Plt. Ketua PORDI Kabupaten Luwu, Fadriaty AS, menjelaskan bahwa Musda merupakan tindak lanjut setelah dirinya menerima amanah sebagai pelaksana tugas ketua. Pelaksanaannya sempat tertunda karena padatnya agenda berbagai pihak, termasuk rangkaian Hari Jadi Kabupaten Luwu.
Ia mengungkapkan, selama menjabat sebagai Plt., pihaknya telah melakukan konsolidasi organisasi bersama para pengurus dan komunitas domino untuk membentuk kepengurusan di tingkat kecamatan sebagai syarat terbentuknya organisasi secara definitif.
Sementara itu, Wakil Ketua Organisasi, Keanggotaan dan Kaderisasi (OKK) PORDI Provinsi Sulawesi Selatan, Arfandi Idris, mengapresiasi panitia dan seluruh pengurus yang telah mempersiapkan pelaksanaan Musda.
Menurutnya, olahraga domino mampu menjadi wadah yang mempererat kebersamaan dan menghilangkan sekat-sekat sosial di tengah masyarakat.
“Ketika bermain domino, semua memiliki kedudukan yang sama. Inilah olahraga masyarakat yang mampu memperkuat kebersamaan dan persaudaraan,” ujarnya.
Dalam sambutannya, Bupati Luwu H. Patahudding menyampaikan apresiasi kepada seluruh panitia dan pengurus yang telah menyukseskan Musda I PORDI Kabupaten Luwu.
“Semoga kegiatan ini menjadi langkah awal yang baik dalam membangun organisasi PORDI yang semakin kuat, profesional, dan mampu memberikan kontribusi nyata bagi kemajuan olahraga di Kabupaten Luwu,” kata Patahudding.

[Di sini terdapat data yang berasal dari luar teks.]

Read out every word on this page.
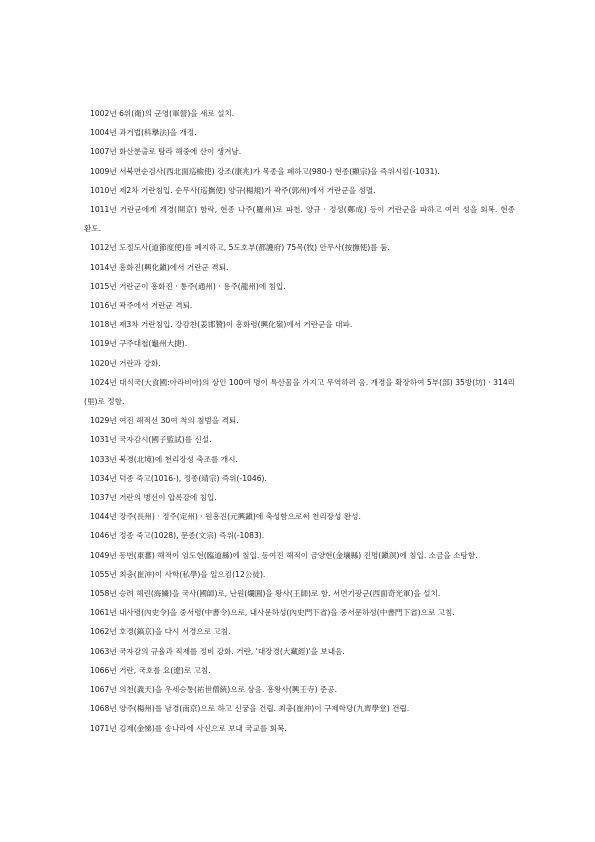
1002년 6위(衛)의 군영(軍營)을 새로 설치.

1004년 과거법(科擧法)을 개정.

1007년 화산분출로 탐라 해중에 산이 생겨남.

1009년 서북면순검사(西北面巡檢使) 강조(康兆)가 목종을 폐하고(980-) 현종(顯宗)을 즉위시킴(-1031).

1010년 제2차 거란침입. 순무사(巡撫使) 양규(楊規)가 곽주(郭州)에서 거란군을 섬멸.

1011년 거란군에게 개경(開京) 함락, 현종 나주(羅州)로 파천. 양규 · 정성(鄭成) 등이 거란군을 파하고 여러 성을 회복. 현종 환도.

1012년 도절도사(道節度使)를 폐지하고, 5도호부(都護府) 75목(牧) 안무사(按撫使)를 둠.

1014년 흥화진(興化鎭)에서 거란군 격퇴.

1015년 거란군이 흥화진 · 통주(通州) · 용주(龍州)에 침입.

1016년 곽주에서 거란군 격퇴.

1018년 제3차 거란침입. 강감찬(姜邯贊)이 흥화령(興化嶺)에서 거란군을 대파.

1019년 구주대첩(龜州大捷).

1020년 거란과 강화.

1024년 대식국(大食國:아라비아)의 상인 100여 명이 특산물을 가지고 무역하러 옴. 개경을 확장하여 5부(部) 35방(坊) · 314리(里)로 정함.

1029년 여진 해적선 30여 척의 침범을 격퇴.

1031년 국자감시(國子監試)를 신설.

1033년 북경(北境)에 천리장성 축조를 개시.

1034년 덕종 죽고(1016-), 정종(靖宗) 즉위(-1046).

1037년 거란의 병선이 압록강에 침입.

1044년 장주(長州) · 정주(定州) · 원흥진(元興鎭)에 축성함으로써 천리장성 완성.

1046년 정종 죽고(1028), 문종(文宗) 즉위(-1083).

1049년 동번(東蕃) 해적이 임도현(臨道縣)에 침입. 동여진 해적이 금양현(金壤縣) 진명(鎭溟)에 침입. 소금을 소탕함.

1055년 최충(崔沖)이 사학(私學)을 일으킴(12公徒).

1058년 승려 해린(海鱗)을 국사(國師)로, 난원(爛圓)을 왕사(王師)로 함. 서면기광군(西面奇光軍)을 설치.

1061년 내사령(內史令)을 중서령(中書令)으로, 내사문하성(內史門下省)을 중서문하성(中書門下省)으로 고침.

1062년 호경(鎬京)을 다시 서경으로 고침.

1063년 국자감의 규율과 직제를 정비 강화. 거란, '대장경(大藏經)'을 보내옴.

1066년 거란, 국호를 요(遼)로 고침.

1067년 의천(義天)을 우세승통(祐世僧統)으로 삼음. 흥왕사(興王寺) 준공.

1068년 양주(楊州)를 남경(南京)으로 하고 신궁을 건립. 최충(崔沖)이 구제학당(九齊學堂) 건립.

1071년 김제(金悌)를 송나라에 사신으로 보내 국교를 회복.
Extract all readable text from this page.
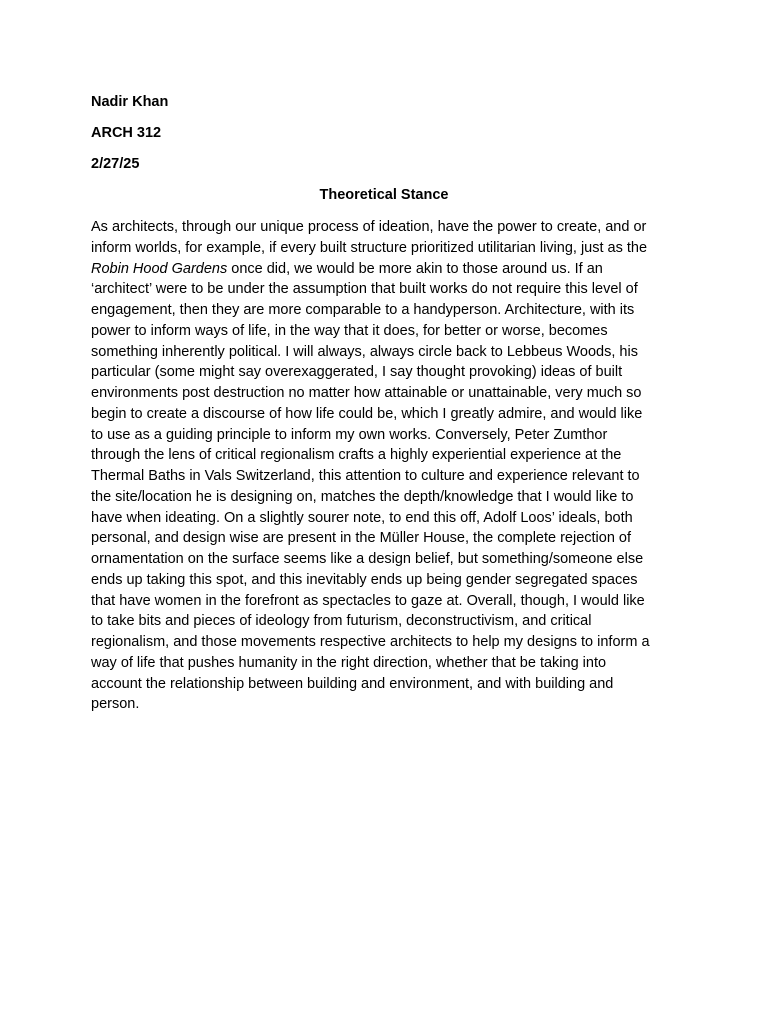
Nadir Khan
ARCH 312
2/27/25
Theoretical Stance

As architects, through our unique process of ideation, have the power to create, and or
inform worlds, for example, if every built structure prioritized utilitarian living, just as the
Robin Hood Gardens once did, we would be more akin to those around us. If an
‘architect’ were to be under the assumption that built works do not require this level of
engagement, then they are more comparable to a handyperson. Architecture, with its
power to inform ways of life, in the way that it does, for better or worse, becomes
something inherently political. I will always, always circle back to Lebbeus Woods, his
particular (some might say overexaggerated, I say thought provoking) ideas of built
environments post destruction no matter how attainable or unattainable, very much so
begin to create a discourse of how life could be, which I greatly admire, and would like
to use as a guiding principle to inform my own works. Conversely, Peter Zumthor
through the lens of critical regionalism crafts a highly experiential experience at the
Thermal Baths in Vals Switzerland, this attention to culture and experience relevant to
the site/location he is designing on, matches the depth/knowledge that I would like to
have when ideating. On a slightly sourer note, to end this off, Adolf Loos’ ideals, both
personal, and design wise are present in the Müller House, the complete rejection of
ornamentation on the surface seems like a design belief, but something/someone else
ends up taking this spot, and this inevitably ends up being gender segregated spaces
that have women in the forefront as spectacles to gaze at. Overall, though, I would like
to take bits and pieces of ideology from futurism, deconstructivism, and critical
regionalism, and those movements respective architects to help my designs to inform a
way of life that pushes humanity in the right direction, whether that be taking into
account the relationship between building and environment, and with building and
person.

Ia berharap PORDI Kabupaten Luwu dapat menjadi mitra pemerintah dalam mempererat silaturahmi, memperkuat persatuan masyarakat, serta mengembangkan olahraga domino yang sehat, tertib, menjunjung tinggi sportivitas, kejujuran, dan bebas dari praktik-praktik yang merugikan.